MATAPEDIA6.com, BATAM– Sidang perdana perkara dugaan penganiayaan yang menewaskan Bripda Natanael Simanungkalit di Pengadilan Negeri Batam, Kamis (30/7/2026), berubah tegang.
Keluarga korban meluapkan kekecewaan setelah mengetahui hanya empat orang yang duduk di kursi terdakwa. Mereka menuntut komandan peleton (danton) yang disebut mengetahui rangkaian peristiwa juga diproses secara pidana.
Suasana ruang sidang memanas begitu majelis hakim menutup persidangan. Teriakan “Mana Dantonnya?” dan “Hukum mati pelaku!” bergema dari ruang sidang hingga depan ruang tahanan PN Batam.
Polisi dan jaksa langsung mengawal keempat terdakwa keluar menuju sel tahanan sementara dengan pengamanan ketat untuk mengantisipasi emosi keluarga korban.
Ibu korban, Rosdewi Br. Napitupulu, menilai proses penegakan hukum belum menyentuh seluruh pihak yang diduga bertanggung jawab.
Menurutnya, keluarga masih menunggu penjelasan mengenai pihak lain yang diduga mengetahui atau membiarkan dugaan kekerasan hingga berujung pada kematian putranya.
“Keluarga mendesak transparansi penegakan hukum dan peninjauan kembali pasal agar para pelaku dihukum seberat-beratnya. Ke mana Dantonnya? Kok hanya empat terdakwa ini saja yang dipenjara,” ujar Rosdewi dengan nada emosional.

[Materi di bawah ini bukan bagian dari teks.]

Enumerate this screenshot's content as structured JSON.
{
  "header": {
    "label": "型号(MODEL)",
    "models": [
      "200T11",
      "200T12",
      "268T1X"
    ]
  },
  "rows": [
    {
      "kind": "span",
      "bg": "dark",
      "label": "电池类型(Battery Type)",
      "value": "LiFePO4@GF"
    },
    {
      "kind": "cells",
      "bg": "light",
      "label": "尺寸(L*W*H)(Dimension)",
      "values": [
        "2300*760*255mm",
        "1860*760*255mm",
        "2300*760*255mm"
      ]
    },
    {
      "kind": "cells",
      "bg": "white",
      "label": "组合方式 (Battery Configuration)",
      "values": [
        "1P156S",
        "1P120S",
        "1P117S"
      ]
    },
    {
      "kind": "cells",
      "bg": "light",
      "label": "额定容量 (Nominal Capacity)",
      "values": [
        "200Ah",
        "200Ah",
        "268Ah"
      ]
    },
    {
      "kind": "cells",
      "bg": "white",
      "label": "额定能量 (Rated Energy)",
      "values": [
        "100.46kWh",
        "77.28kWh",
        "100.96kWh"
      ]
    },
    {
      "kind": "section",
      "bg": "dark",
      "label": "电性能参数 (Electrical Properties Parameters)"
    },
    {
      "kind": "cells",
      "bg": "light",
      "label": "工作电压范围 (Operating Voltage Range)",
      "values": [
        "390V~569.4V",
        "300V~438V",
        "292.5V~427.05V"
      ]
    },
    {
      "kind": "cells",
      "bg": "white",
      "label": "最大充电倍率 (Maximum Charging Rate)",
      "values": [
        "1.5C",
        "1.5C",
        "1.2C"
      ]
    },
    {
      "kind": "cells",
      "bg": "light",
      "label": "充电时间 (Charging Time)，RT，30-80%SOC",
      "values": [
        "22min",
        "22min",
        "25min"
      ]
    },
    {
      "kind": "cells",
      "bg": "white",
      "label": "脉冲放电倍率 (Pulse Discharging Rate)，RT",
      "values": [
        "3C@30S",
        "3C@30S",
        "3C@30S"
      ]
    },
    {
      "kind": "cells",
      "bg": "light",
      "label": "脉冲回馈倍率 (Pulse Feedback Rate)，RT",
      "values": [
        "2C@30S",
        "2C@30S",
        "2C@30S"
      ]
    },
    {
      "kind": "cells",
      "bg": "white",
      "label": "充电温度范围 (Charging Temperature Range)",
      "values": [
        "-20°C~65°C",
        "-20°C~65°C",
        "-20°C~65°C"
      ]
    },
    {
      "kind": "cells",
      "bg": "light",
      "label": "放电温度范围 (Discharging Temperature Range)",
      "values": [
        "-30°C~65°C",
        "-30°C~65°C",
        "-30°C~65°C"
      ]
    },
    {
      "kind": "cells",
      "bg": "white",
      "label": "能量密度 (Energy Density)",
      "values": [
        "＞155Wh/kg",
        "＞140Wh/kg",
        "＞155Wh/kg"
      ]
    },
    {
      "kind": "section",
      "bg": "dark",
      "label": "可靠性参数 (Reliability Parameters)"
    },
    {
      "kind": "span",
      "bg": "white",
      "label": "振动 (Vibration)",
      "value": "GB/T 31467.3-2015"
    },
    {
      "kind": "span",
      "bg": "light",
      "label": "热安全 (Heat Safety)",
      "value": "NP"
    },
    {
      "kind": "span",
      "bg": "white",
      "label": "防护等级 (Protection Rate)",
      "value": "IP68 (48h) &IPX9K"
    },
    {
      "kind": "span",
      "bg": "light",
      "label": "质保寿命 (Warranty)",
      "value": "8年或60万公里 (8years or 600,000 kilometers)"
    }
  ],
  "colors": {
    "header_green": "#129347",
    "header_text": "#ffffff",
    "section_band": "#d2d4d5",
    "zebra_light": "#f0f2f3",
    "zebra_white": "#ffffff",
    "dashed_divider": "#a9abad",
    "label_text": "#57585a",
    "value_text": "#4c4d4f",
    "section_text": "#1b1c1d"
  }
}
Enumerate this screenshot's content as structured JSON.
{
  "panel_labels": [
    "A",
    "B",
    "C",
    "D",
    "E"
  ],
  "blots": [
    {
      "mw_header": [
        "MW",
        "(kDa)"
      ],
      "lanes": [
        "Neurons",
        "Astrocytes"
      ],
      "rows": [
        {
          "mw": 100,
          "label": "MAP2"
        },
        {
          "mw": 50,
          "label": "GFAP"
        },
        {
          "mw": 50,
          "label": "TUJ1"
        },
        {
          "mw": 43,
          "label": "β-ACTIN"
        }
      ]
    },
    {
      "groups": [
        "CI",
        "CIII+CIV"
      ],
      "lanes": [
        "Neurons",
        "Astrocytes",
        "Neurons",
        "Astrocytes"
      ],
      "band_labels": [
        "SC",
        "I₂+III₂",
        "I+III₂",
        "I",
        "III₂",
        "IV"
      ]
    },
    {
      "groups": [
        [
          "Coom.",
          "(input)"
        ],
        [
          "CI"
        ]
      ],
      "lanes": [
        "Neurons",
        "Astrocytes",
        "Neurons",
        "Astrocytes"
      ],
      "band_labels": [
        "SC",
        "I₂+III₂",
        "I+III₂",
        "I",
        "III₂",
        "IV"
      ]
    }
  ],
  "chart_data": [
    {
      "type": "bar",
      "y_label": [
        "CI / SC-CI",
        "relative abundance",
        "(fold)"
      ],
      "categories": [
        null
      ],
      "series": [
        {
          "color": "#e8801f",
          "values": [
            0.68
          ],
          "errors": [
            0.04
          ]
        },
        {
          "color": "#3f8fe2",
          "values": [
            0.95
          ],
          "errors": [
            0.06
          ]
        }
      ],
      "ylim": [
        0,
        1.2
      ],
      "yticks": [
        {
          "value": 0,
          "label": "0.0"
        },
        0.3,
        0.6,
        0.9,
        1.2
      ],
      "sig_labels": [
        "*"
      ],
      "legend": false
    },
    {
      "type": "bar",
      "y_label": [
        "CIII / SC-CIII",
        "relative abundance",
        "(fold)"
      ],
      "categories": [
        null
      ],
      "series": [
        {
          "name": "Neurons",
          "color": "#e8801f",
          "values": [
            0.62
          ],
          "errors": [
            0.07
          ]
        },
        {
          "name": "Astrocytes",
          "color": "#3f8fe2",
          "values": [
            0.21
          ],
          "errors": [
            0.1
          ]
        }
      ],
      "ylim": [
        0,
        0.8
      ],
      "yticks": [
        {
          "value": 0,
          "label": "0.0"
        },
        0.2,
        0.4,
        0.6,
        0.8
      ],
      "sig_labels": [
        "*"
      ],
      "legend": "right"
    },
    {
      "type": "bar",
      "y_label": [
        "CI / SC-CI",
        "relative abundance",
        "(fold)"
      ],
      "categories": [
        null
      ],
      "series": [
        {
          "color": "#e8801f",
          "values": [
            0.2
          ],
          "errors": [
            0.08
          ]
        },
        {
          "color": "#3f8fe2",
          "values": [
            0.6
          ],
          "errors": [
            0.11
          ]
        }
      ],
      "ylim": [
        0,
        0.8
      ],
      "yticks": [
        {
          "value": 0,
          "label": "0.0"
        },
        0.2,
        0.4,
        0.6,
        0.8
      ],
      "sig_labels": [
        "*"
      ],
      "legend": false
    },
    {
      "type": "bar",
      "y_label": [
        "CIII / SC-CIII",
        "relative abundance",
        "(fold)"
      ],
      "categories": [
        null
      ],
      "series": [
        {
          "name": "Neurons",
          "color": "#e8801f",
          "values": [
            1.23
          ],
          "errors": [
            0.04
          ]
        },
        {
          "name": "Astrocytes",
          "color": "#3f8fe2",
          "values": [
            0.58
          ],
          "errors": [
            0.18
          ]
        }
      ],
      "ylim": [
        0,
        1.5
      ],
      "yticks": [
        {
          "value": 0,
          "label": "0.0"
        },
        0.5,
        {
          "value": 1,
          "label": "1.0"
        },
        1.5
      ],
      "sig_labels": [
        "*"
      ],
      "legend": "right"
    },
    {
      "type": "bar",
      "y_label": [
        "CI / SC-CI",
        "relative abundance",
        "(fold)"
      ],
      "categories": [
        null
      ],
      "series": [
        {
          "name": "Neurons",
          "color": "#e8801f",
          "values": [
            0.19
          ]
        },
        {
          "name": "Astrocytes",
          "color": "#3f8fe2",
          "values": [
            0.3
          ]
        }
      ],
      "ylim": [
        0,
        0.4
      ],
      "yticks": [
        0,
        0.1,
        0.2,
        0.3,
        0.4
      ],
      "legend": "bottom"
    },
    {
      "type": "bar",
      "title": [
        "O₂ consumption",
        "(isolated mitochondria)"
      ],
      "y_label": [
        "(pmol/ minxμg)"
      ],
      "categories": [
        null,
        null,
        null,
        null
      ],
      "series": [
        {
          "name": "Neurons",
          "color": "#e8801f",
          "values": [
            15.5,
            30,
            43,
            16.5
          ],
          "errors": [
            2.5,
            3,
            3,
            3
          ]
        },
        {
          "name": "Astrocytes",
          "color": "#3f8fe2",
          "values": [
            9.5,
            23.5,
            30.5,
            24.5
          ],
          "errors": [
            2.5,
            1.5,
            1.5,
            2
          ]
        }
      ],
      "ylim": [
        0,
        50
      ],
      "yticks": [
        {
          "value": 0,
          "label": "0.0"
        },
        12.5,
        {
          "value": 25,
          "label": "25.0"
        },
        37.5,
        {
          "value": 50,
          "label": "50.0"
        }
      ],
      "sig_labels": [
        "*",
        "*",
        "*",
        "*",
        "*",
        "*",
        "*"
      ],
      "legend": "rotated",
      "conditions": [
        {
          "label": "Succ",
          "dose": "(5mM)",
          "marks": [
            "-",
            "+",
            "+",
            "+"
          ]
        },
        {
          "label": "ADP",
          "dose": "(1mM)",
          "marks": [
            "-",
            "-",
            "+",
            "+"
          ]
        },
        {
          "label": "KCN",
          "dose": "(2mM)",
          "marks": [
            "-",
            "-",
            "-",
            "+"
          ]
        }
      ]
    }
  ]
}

Keluarga juga meminta aparat penegak hukum membuka secara terang perkembangan penyidikan, termasuk dasar penetapan tersangka.
Mereka mempertanyakan apakah penyidik masih mendalami kemungkinan keterlibatan pihak lain, terutama terkait rantai komando yang disebut mengetahui peristiwa sebelum Bripda Natanael meninggal dunia.
Baca juga:PLN Batam Teken PJBTL 2 x 345 MVA dengan Altiva, Dukung Pengembangan Data Center Nongsa
Di sisi lain, ayah dan ibu Bripda Natanael hanya berdiri menahan tangis saat keempat terdakwa digiring keluar ruang sidang.
Keduanya memilih diam, sementara isak tangis dan teriakan kekecewaan terus terdengar dari bangku pengunjung.
Dalam persidangan, Jaksa Penuntut Umum membacakan dakwaan terhadap empat terdakwa, yakni Arawna Sihombing, Guntur Sakti Pamungkas, Asrul Prasetia, dan Muhammad Alfarizi.
Usai pembacaan dakwaan, Arawna Sihombing menyatakan menerima surat dakwaan dan tidak mengajukan eksepsi.
Sementara Guntur Sakti Pamungkas, Asrul Prasetia, dan Muhammad Alfarizi memilih mengajukan keberatan atas dakwaan jaksa.
Majelis hakim yang diketuai Monalisa Siagian bersama hakim anggota Feri Irawan dan Rendi Justin kemudian menunda persidangan hingga 6 Agustus 2026.
Pada sidang berikutnya, perkara Arawna Sihombing memasuki agenda pemeriksaan saksi, sedangkan tiga terdakwa lainnya dijadwalkan membacakan eksepsi.
Keempat terdakwa didakwa melanggar Pasal 458 ayat (1) juncto Pasal 20 huruf c, atau Pasal 648 ayat (2) juncto Pasal 20 huruf c, serta Pasal 666 ayat (3) juncto Pasal 20 huruf c Undang-Undang Nomor 1 Tahun 2023 tentang KUHP.
Hingga sidang perdana berakhir, belum ada penjelasan di persidangan mengenai kemungkinan penambahan tersangka maupun perkembangan penyidikan terhadap pihak lain yang diduga berkaitan dengan perkara tersebut.